セブンスターは、1969年の発売当初は、100円。現在は、560円で販売されているため、約50年で価格は5.6倍に...。――なぜ、昔はこんなにもたばこが安かったのだろうか。

同館学芸部長で日本近代史やたばこ産業史を専門とする鎮目良文(しずめよしふみ)さんが、筆者の疑問に答えてくれた。

「それは1904年から1985年まで、国がたばこを製造して販売していたからです」と説明する。

「いわゆる国が1社で売っているようなものなので、一般企業では、なかなかできない効率化ができていました。製造コストをなるべく低めにし、安く沢山売って、その収益を税収としていたのです」(鎮目さん、以下同)

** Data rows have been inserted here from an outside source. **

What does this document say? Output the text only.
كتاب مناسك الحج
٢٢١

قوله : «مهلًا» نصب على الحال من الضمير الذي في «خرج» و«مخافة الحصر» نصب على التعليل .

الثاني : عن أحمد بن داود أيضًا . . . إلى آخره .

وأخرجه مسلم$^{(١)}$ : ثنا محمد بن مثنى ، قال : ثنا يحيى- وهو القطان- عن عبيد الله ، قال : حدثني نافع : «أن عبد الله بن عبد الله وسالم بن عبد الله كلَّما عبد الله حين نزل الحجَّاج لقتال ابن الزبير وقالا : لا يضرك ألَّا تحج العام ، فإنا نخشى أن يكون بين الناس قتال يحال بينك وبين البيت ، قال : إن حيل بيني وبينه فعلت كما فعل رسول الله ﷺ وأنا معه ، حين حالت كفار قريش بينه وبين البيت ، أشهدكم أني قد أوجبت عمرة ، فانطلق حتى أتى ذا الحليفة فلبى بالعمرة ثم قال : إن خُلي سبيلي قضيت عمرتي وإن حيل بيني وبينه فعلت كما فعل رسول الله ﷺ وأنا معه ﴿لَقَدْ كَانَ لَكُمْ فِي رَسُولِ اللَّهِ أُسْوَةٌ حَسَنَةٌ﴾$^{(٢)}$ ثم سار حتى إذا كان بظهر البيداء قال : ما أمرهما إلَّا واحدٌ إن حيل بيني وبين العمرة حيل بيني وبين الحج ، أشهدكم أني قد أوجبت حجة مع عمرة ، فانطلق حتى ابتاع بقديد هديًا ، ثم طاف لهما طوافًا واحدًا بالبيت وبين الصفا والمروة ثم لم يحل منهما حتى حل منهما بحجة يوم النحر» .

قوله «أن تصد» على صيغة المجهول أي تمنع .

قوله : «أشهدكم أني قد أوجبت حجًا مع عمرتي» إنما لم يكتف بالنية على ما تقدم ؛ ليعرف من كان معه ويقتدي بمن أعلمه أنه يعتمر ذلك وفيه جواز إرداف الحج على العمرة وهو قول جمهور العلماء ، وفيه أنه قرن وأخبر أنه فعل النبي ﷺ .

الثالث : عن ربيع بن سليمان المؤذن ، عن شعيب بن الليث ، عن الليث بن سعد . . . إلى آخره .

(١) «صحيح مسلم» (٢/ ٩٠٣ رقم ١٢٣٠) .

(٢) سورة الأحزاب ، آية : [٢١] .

とはいえ専売制がなくなってすぐ、たばこが一気に高くなった、というわけではない。筆者が吸っているメビウス(マイルドセブン)の、詳しい価格の変動を見てみよう。

「たばこと塩の博物館」が監修している「たばこパッケージクロニクル」(2008年発行)という書籍には、各銘柄の価格がどのように変遷してきたかがわかる「戦後たばこの価格一覧表」が資料として掲載されている。

77年...150円
80年...180円
83年...200円
86年...220円
97年...230円
98年...250円
03年...270円
06年...300円
10年10月...410円
14年4月...430円
16年4月...440円
18年10月...480円
19年10月...490円
20年10月...540円
(08年発行の資料のため、それ以降の価格は筆者が調査)

83年までは、専売制の時代で。86年以降の価格がJTで販売されている価格だ。少しずつ値段が上がって行っているのがわかるだろう。(10年はいささか急に値上がりしているが...。)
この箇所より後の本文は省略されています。